The ETL process looks like this:
The data is extracted from all sources. It is then transformed and finally loaded to its destination, a data warehouse.
The ELT process is slightly different and looks like this:
The graph above is very similar to the first one. The main difference is that the data is transformed only after it was loaded to the data warehouse first. The data is not changed on the way to its destination.
The importance of business rules
There are a lot of articles online comparing ETL to ELT. The two processes are usually compared in terms of technology used (eg ADF vs SSIS), costs, target systems (data warehouse vs data lake), data loading times, etc. These articles are useful because they can give us a lot of insight as to what the two processes are and when to use which but they don't usually talk about one important aspect: the business rules.
I believe that the main difference between ETL and ELT comes down to one key thing and that is: where are the business rules applied? When we do ETL, we apply business rules before the data gets loaded into a data warehouse. When we do ELT, the business rules are applied at the very end of the process.
ETL and ELT are technology independent
Since the main difference between ETL and ELT is the place where the business rules are applied, It will not matter what tool you use: be it SSIS, ADF, Data Stage, etc. In fact; you can do ETL and ELT in any tool you choose! What matters is where the business logic happens. When you apply any business logic between your source and destination you are doing ETL. If you load the data first in its raw format and apply business logic at every end, you are then doing ELT.
What this implies is that the ETL and ELT processes are technology-independent. The tool you use does not determine what process you follow. What does matter is how the tool is used. And so, SSIS can be used to do ELT while ADF can be used to ETL or vice versa.
Why choose ELT over ETL?
1. ELT is simpler
ELT is simpler because we simply copy data in its raw format from one place to another. The data in the destination is a 1 to 1 copy of the data in the source. This is a much simpler process to implement and extend with new sources., When a new source is added, we simply add it to the existing ELT mechanism. We don't touch the existing data flows and as a result that the risk of breaking our solution is smaller.
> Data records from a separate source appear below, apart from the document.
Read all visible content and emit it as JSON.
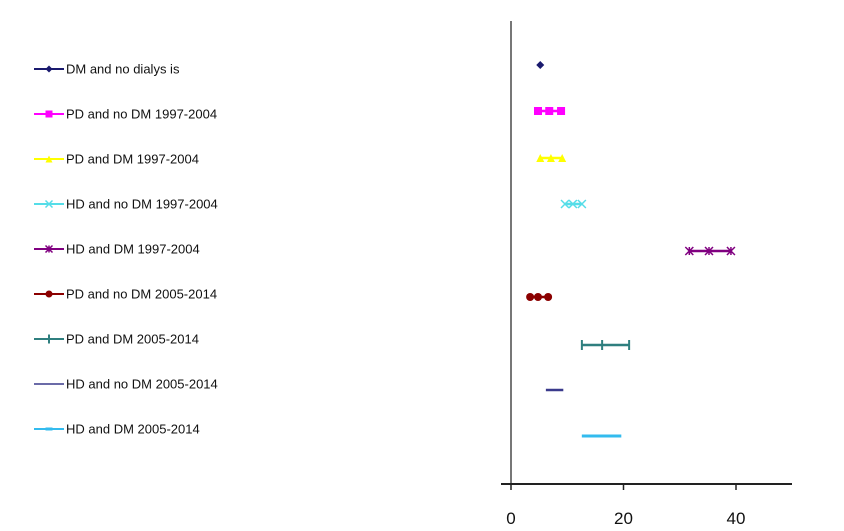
{
  "chart_data": {
    "type": "scatter",
    "subtype": "forest-plot",
    "title": "",
    "xlabel": "",
    "ylabel": "",
    "xlim": [
      0,
      50
    ],
    "x_ticks": [
      0,
      20,
      40
    ],
    "grid": false,
    "legend_position": "left",
    "series": [
      {
        "name": "DM and no dialys is",
        "color": "#1a1a6e",
        "marker": "diamond",
        "values": [
          5.2
        ],
        "low": 5.2,
        "estimate": 5.2,
        "high": 5.2
      },
      {
        "name": "PD and no DM 1997-2004",
        "color": "#ff00ff",
        "marker": "square",
        "values": [
          4.8,
          6.8,
          8.9
        ],
        "low": 4.8,
        "estimate": 6.8,
        "high": 8.9
      },
      {
        "name": "PD and DM 1997-2004",
        "color": "#ffff00",
        "marker": "triangle",
        "values": [
          5.2,
          7.1,
          9.1
        ],
        "low": 5.2,
        "estimate": 7.1,
        "high": 9.1
      },
      {
        "name": "HD and no DM 1997-2004",
        "color": "#55dde8",
        "marker": "x",
        "values": [
          9.6,
          11.0,
          12.6
        ],
        "low": 9.6,
        "estimate": 11.0,
        "high": 12.6
      },
      {
        "name": "HD and DM 1997-2004",
        "color": "#800080",
        "marker": "star",
        "values": [
          31.7,
          35.2,
          39.1
        ],
        "low": 31.7,
        "estimate": 35.2,
        "high": 39.1
      },
      {
        "name": "PD and no DM 2005-2014",
        "color": "#8b0000",
        "marker": "circle",
        "values": [
          3.4,
          4.8,
          6.6
        ],
        "low": 3.4,
        "estimate": 4.8,
        "high": 6.6
      },
      {
        "name": "PD and DM 2005-2014",
        "color": "#2f7f7f",
        "marker": "plus",
        "values": [
          12.6,
          16.2,
          21.0
        ],
        "low": 12.6,
        "estimate": 16.2,
        "high": 21.0
      },
      {
        "name": "HD and no DM 2005-2014",
        "color": "#3a3a8c",
        "marker": "none",
        "values": [
          6.2,
          7.7,
          9.3
        ],
        "low": 6.2,
        "estimate": 7.7,
        "high": 9.3
      },
      {
        "name": "HD and DM 2005-2014",
        "color": "#33bbee",
        "marker": "dash",
        "values": [
          13.3,
          16.0,
          18.9
        ],
        "low": 13.3,
        "estimate": 16.0,
        "high": 18.9
      }
    ]
  },
  "axis": {
    "tick_labels": [
      "0",
      "20",
      "40"
    ]
  },
  "legend": {
    "items": [
      "DM and no dialys is",
      "PD and no DM 1997-2004",
      "PD and DM 1997-2004",
      "HD and no DM 1997-2004",
      "HD and DM 1997-2004",
      "PD and no DM 2005-2014",
      "PD and DM 2005-2014",
      "HD and no DM 2005-2014",
      "HD and DM 2005-2014"
    ]
  }
}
2. ELT is easier to maintain.
Another benefit that the ELT offers is that data transformation can be done virtually on top of our raw tables or files. Instead of materializing our transformed data into tables or files, we can create views with our transformed data. The process to make changes to views is much simpler than making changes to tables or files. Data virtualization allows us to be more agile and adapt to changes quicker with less disruption to existing processes.
One problem with virtualization can be query performance. Eg SQL views are not as performant as physical tables. When performance becomes an issue the data might have to be materialized to make our queries run faster.
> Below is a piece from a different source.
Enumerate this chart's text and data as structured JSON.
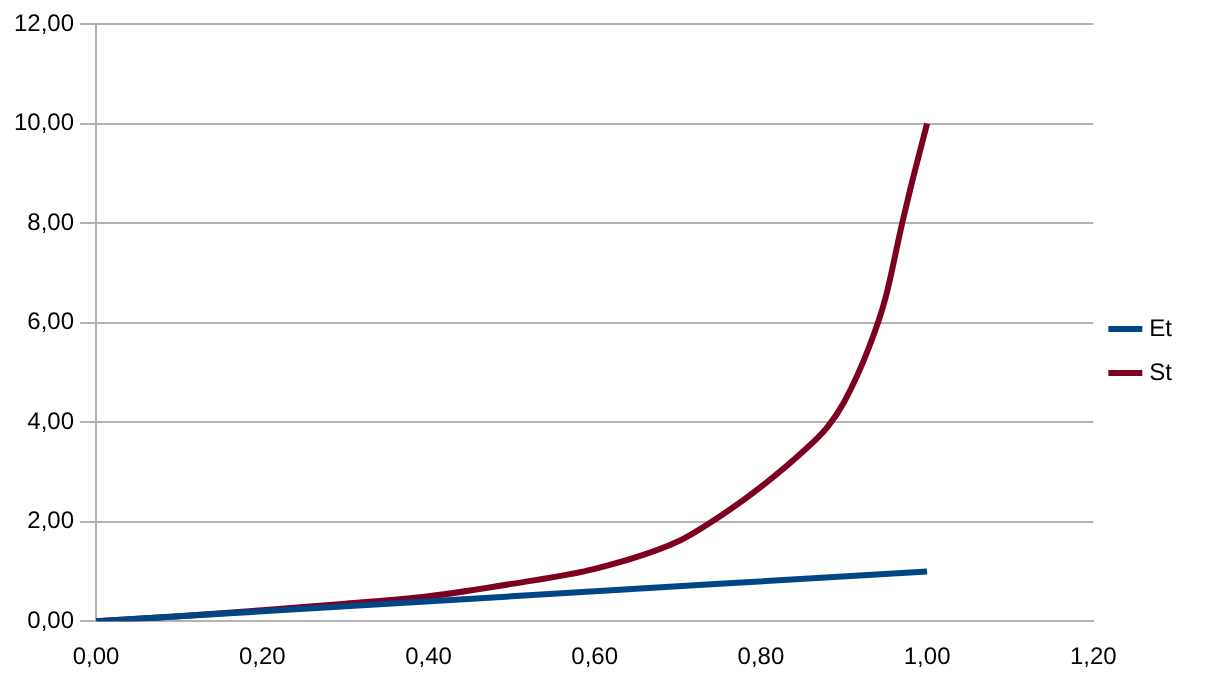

ETL and ELT are data integration processes used in data warehousing. The difference between ETL and ELT is one letter but what a difference it makes!
In my opinion, the key difference between the two processes lies in where the business logic is applied. If business rules are applied before the data gets loaded to its destination we do ETL. If the business logic gets applied after the data was loaded to its final destination we do ELT. In my opinion, ELT is better because it is simpler and easier to maintain. ELT is not going to solve all your data integration problems. Data still needs to be transformed and cleaned which usually takes a big majority of time in all projects. One can even argue that ELT is simply kicking the can down the road and worrying about the T component later. I will disagree with that. In my opinion, ELT allows us to separate data acquisition from information delivery. We break a bigger task into two smaller ones which allow us to deal with these two tasks in a more efficient way.